The folks at Black Book, which tracks used car values, are noting an increased interest as of late in older Japanese cars—particularly the “first wave” that came to the U.S. in the 1960s and ‘70s. Enthusiasts have probably known about their rising values for some years now, but now we have some hard data to back it up.
From Black Book, here are the average prices of the cars they’ve noticed have appreciated in recent months, assuming we’re talking about cars in clean condition with low mileage:
- Honda 1964-70 S600/S800 Coupe $30,000, Roadster $35,000
- Honda 1973-78 Civic $15,000
- Honda 1976-78 Accord $5,500
- Mazda 1979-85 RX-7 $12,500
- Datsun/Nissan 1967-70 2000 Convertible $20,000
- Datsun/Nissan 1968-73 510 Sedan $8,500
- Datsun/Nissan 1970-73 240Z Coupe $37,500
- Datsun/Nissan 1975-78 280Z $25,000
- Toyota 1963-78 FJ40 Land Cruiser $70,000
- Toyota 1966-69 Sport 800 Coupe $25,000
- Toyota 1967-75 Corona $18,000
- Toyota 1969-73 Corolla $5,000
- Toyota 1971-78 Celica $11,250
- Toyota 1979-81 Supra Coupe $8,000
(This is, of course, to say nothing of the more recent examples of Japanese performance cars that are commanding eyebrow-raising premiums, like those Honda Civic Si models from the ‘90s that cost as much as new ones, or pristine Supras going for over $80,000. We haven’t even been to the top of the appreciation-mountain of those yet.)

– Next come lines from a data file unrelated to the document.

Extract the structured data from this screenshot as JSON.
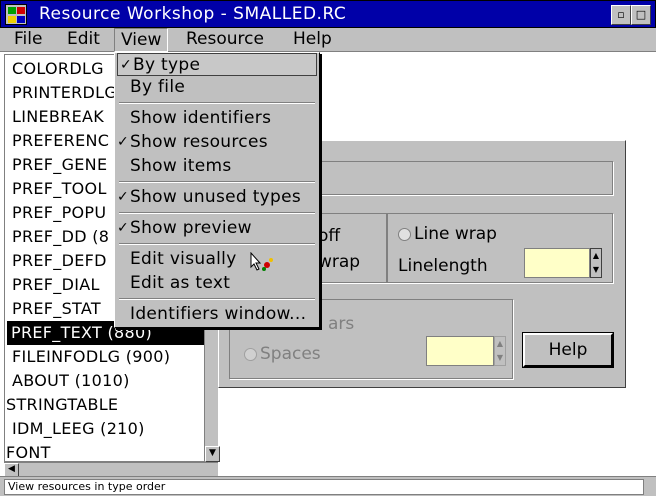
{
  "window": {
    "title": "Resource Workshop - SMALLED.RC",
    "minimize_glyph": "▫",
    "maximize_glyph": "□"
  },
  "menubar": {
    "items": [
      "File",
      "Edit",
      "View",
      "Resource",
      "Help"
    ]
  },
  "resource_list": {
    "items": [
      "COLORDLG",
      "PRINTERDLG",
      "LINEBREAK",
      "PREFERENC",
      "PREF_GENE",
      "PREF_TOOL",
      "PREF_POPU",
      "PREF_DD (8",
      "PREF_DEFD",
      "PREF_DIAL",
      "PREF_STAT",
      "PREF_TEXT (880)",
      "FILEINFODLG (900)",
      "ABOUT (1010)",
      "STRINGTABLE",
      "IDM_LEEG (210)",
      "FONT"
    ],
    "selected_index": 11,
    "scroll_down_glyph": "▼",
    "scroll_left_glyph": "◀"
  },
  "view_menu": {
    "items": [
      {
        "label": "By type",
        "checked": true,
        "highlighted": true
      },
      {
        "label": "By file",
        "checked": false
      },
      {
        "label": "Show identifiers",
        "checked": false
      },
      {
        "label": "Show resources",
        "checked": true
      },
      {
        "label": "Show items",
        "checked": false
      },
      {
        "label": "Show unused types",
        "checked": true
      },
      {
        "label": "Show preview",
        "checked": true
      },
      {
        "label": "Edit visually",
        "checked": false
      },
      {
        "label": "Edit as text",
        "checked": false
      },
      {
        "label": "Identifiers window...",
        "checked": false
      }
    ],
    "check_glyph": "✓"
  },
  "preview": {
    "off_label": "off",
    "wrap_label": "wrap",
    "line_wrap_label": "Line wrap",
    "linelength_label": "Linelength",
    "chars_label": "ars",
    "spaces_label": "Spaces",
    "help_label": "Help",
    "spin_up": "▲",
    "spin_down": "▼"
  },
  "statusbar": {
    "text": "View resources in type order"
  }
}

It doesn’t surprise me much that the FJ40 Toyota Land Cruiser tops this list. Everyone loves those and everyone knows how expensive they are today. In second place, for similar reasons, is the original Datsun 240Z, for similar reasons. It’s a legendary machine with an interesting story and racing heritage, something that’s almost universally loved and admired by car enthusiasts. Old Zs are great for a reason! But they’re also in short supply these days and have been creeping up in value for years.
What is surprising to me is to see the original Honda S-series sports cars right behind the Z. They may be tiny and relatively underpowered, but they’re cool cars, and exceedingly rare too.
Anyway, if you like any of the cars on this list—and you probably do—now might be the time to try and pull the trigger before they shoot up any higher. Which they will. Happy hunting.